Tryella stalkeri

Scientific classification
- Kingdom: Animalia
- Phylum: Arthropoda
- Clade: Pancrustacea
- Class: Insecta
- Order: Hemiptera
- Suborder: Auchenorrhyncha
- Family: Cicadidae
- Genus: Tryella
- Species: T. stalkeri
- Binomial name: Tryella stalkeri (Distant, 1907)
- Synonyms: Abricta stalkeri Distant, 1907;

= Tryella stalkeri =

- Genus: Tryella
- Species: stalkeri
- Authority: (Distant, 1907)
- Synonyms: Abricta stalkeri

Species of cicada

Tryella stalkeri is a species of cicadas, also known as the honey bullet, in the true cicada family, Cicadettinae subfamily and Lamotialnini tribe. The species is endemic to Australia.

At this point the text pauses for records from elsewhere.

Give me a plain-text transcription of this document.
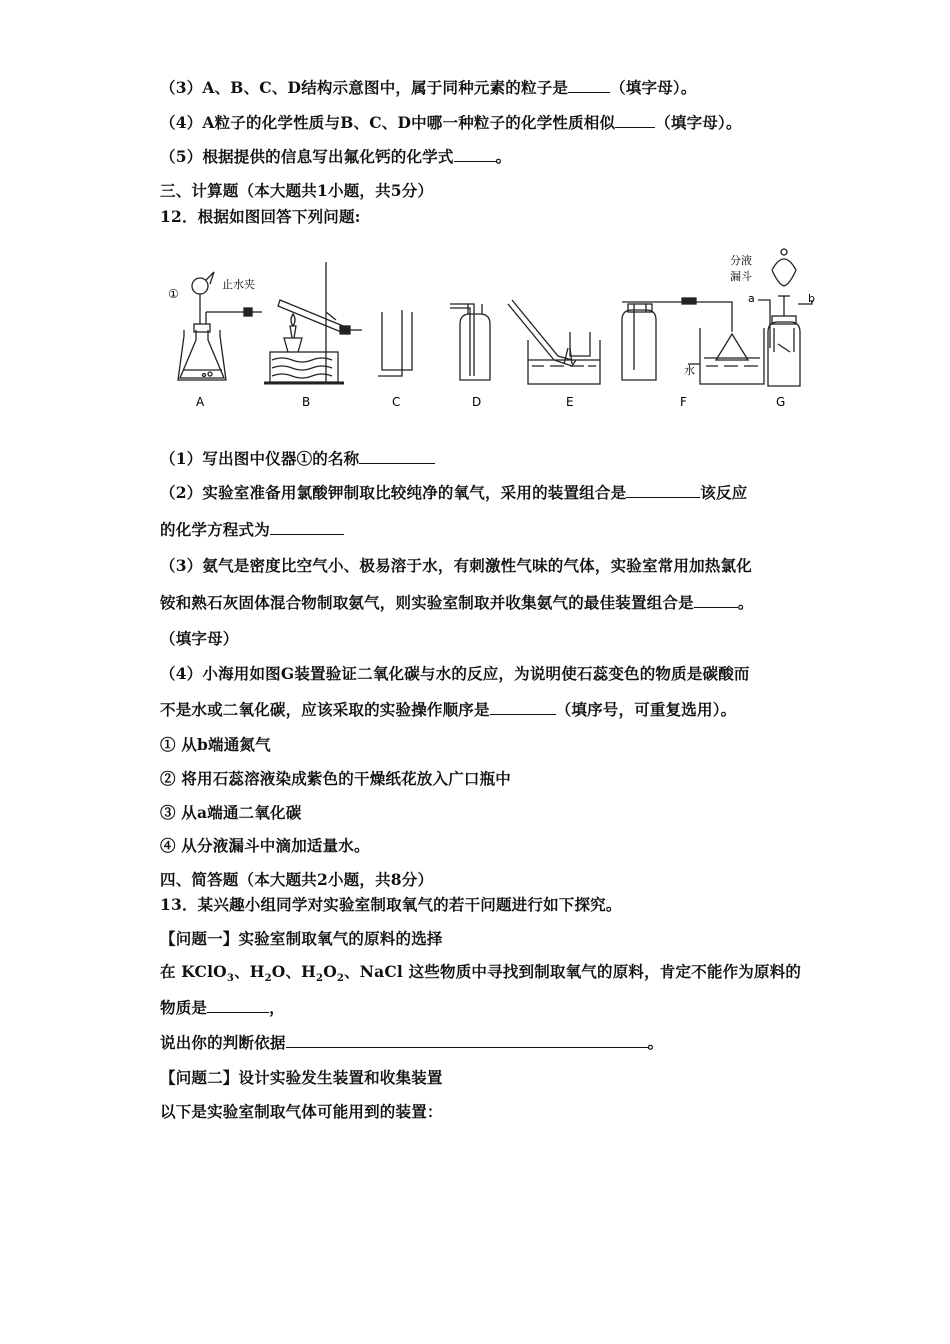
（3）A、B、C、D结构示意图中，属于同种元素的粒子是	（填字母）。
（4）A粒子的化学性质与B、C、D中哪一种粒子的化学性质相似	（填字母）。
（5）根据提供的信息写出氟化钙的化学式	。
三、计算题（本大题共1小题，共5分）
12．根据如图回答下列问题:
①
止水夹
分液
漏斗
水
a	b
A	B	C	D	E	F	G
（1）写出图中仪器①的名称
（2）实验室准备用氯酸钾制取比较纯净的氧气，采用的装置组合是	该反应
的化学方程式为
（3）氨气是密度比空气小、极易溶于水，有刺激性气味的气体，实验室常用加热氯化
铵和熟石灰固体混合物制取氨气，则实验室制取并收集氨气的最佳装置组合是	。
（填字母）
（4）小海用如图G装置验证二氧化碳与水的反应，为说明使石蕊变色的物质是碳酸而
不是水或二氧化碳，应该采取的实验操作顺序是	（填序号，可重复选用）。
① 从b端通氮气
② 将用石蕊溶液染成紫色的干燥纸花放入广口瓶中
③ 从a端通二氧化碳
④ 从分液漏斗中滴加适量水。
四、简答题（本大题共2小题，共8分）
13．某兴趣小组同学对实验室制取氧气的若干问题进行如下探究。
【问题一】实验室制取氧气的原料的选择
在 KClO$_3$、$H_2O$、$H_2O_2$、NaCl 这些物质中寻找到制取氧气的原料，肯定不能作为原料的
物质是	，
说出你的判断依据	。
【问题二】设计实验发生装置和收集装置
以下是实验室制取气体可能用到的装置：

It was described in 1907 by English entomologist William Lucas Distant.

==Description==
The length of the forewing is 20–27 mm.

==Distribution and habitat==
The species occurs in the Pilbara region of north-west Western Australia. The associated habitat is eucalypt woodland, especially along watercourses.

==Behaviour==
The cicadas are xylem feeders. Adult males may be heard from December to March, clinging to the upper branches of eucalypts, emitting strong hissing calls.